Durch geeignete Turbinenmotoren lassen sich auf kleinstem Bauraum und bei geringem Gewicht hohe Antriebsleistungen erreichen. Bei einem Maschinengewicht von unter zwei Kilogramm lassen sich hier bis zu vier Kilowatt Leistung umsetzen. DEPRAG-Turbinen finden bisher beispielsweise Anwendung in handgeführten Druckluftschleifmaschinen.

Diese Eigenschaften – geringes Gewicht und hohe Leistung – machen den DEPRAG-Turbinenmotor für den Einsatz im PYROTAK-Notfall-Türsystem interessant. Die Ingenieure der DEPRAG arbeiten nun mit Hochdruck an dem ehrgeizigen Projekt, einen pyrotechnisch gezündeten Gasmotor mit Untersetzungsgetriebe zu entwickeln, der sein Drehmoment direkt am Antrieb der Türöffnung entfalten soll.

Zu guter Letzt übernimmt das bayerische Unternehmen ELEKTRO-METALL aus Ingolstadt die konstruktive Integration der Aktuator-Einheit.

Mit dem wartungsarmen, zuverlässigen und gewichtsreduzierten Notöffnungssystem PYROTAK sieht das Forschungskonsortium die Chance, in einem expandierenden Markt die Führungsrolle zu behaupten. Flugzeughersteller werden in Zukunft ihre Kostensituation immer mehr dadurch verbessern, dass sie komplexe Systeme an bevorzugte Lieferanten vergeben.

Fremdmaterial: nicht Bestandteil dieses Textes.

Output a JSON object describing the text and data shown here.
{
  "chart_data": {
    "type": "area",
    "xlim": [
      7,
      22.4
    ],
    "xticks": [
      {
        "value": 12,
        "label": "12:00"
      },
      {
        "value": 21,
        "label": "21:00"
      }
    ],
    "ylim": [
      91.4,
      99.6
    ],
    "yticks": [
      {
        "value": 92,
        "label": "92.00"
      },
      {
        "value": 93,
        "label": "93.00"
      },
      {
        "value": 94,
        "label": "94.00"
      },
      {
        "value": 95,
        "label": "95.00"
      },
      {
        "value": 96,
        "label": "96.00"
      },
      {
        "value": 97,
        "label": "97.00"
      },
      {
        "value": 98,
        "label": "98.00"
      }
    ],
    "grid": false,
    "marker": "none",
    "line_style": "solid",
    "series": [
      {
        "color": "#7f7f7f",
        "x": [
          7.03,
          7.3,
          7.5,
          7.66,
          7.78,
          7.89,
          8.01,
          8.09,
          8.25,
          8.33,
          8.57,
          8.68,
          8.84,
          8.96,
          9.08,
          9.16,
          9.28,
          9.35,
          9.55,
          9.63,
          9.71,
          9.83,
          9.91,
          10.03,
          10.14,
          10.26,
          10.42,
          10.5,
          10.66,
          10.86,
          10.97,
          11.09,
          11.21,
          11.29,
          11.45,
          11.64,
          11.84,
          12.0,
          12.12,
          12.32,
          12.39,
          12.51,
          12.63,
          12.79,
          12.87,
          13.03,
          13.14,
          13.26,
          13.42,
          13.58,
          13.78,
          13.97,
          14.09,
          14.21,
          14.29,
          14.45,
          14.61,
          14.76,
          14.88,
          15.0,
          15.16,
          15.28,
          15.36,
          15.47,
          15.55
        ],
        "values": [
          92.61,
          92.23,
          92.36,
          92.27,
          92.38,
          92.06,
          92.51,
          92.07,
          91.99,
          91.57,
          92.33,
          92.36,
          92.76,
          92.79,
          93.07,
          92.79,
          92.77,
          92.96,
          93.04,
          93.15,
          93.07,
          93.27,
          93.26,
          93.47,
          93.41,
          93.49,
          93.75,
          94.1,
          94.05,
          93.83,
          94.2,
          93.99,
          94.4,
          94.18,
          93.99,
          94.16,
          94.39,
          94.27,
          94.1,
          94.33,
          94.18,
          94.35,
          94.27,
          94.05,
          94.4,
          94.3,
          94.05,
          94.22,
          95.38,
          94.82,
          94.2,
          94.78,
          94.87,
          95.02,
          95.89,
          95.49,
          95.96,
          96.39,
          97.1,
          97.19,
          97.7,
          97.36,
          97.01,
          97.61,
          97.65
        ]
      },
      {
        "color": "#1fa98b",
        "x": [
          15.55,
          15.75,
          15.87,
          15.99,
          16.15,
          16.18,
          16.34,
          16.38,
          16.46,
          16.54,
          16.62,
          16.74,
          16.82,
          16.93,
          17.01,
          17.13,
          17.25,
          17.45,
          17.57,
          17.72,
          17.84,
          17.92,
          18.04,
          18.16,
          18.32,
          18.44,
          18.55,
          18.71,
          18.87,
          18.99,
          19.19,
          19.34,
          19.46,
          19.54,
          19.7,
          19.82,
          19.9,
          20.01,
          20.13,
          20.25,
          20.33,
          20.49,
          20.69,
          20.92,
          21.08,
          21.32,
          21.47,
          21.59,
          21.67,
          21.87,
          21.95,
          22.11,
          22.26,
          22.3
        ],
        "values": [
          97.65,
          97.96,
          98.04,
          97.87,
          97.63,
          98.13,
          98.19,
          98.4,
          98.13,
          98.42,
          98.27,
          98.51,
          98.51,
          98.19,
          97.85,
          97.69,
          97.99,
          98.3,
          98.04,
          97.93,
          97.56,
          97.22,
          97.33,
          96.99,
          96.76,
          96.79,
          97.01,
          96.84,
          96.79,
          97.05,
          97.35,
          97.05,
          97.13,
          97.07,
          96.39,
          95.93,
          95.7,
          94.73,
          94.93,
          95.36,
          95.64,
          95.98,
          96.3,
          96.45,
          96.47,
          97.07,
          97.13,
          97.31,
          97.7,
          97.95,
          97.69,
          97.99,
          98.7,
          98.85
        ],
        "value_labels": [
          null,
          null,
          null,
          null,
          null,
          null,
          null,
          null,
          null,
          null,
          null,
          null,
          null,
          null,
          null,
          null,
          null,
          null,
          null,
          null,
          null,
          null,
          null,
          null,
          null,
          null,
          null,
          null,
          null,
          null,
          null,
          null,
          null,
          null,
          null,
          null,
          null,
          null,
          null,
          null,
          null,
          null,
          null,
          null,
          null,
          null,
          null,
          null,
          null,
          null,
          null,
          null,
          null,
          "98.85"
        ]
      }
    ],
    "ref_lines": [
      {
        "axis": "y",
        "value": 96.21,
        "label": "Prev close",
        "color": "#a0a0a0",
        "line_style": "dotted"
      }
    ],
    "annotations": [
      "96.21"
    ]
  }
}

So ist zu erwarten, dass schon bei der Ausschreibung der Flugzeugtüren das Notsystem, die Türüberwachung und Notrutsche Bestandteil eines „Gesamtpaketes“ sein werden. Mit zukunftsweisenden Technologien wie PYROTAK könnten nicht nur die Eurocopter Deutschland GmbH, sondern auch die beteiligten Industriepartner Marktanteile sichern und ausbauen.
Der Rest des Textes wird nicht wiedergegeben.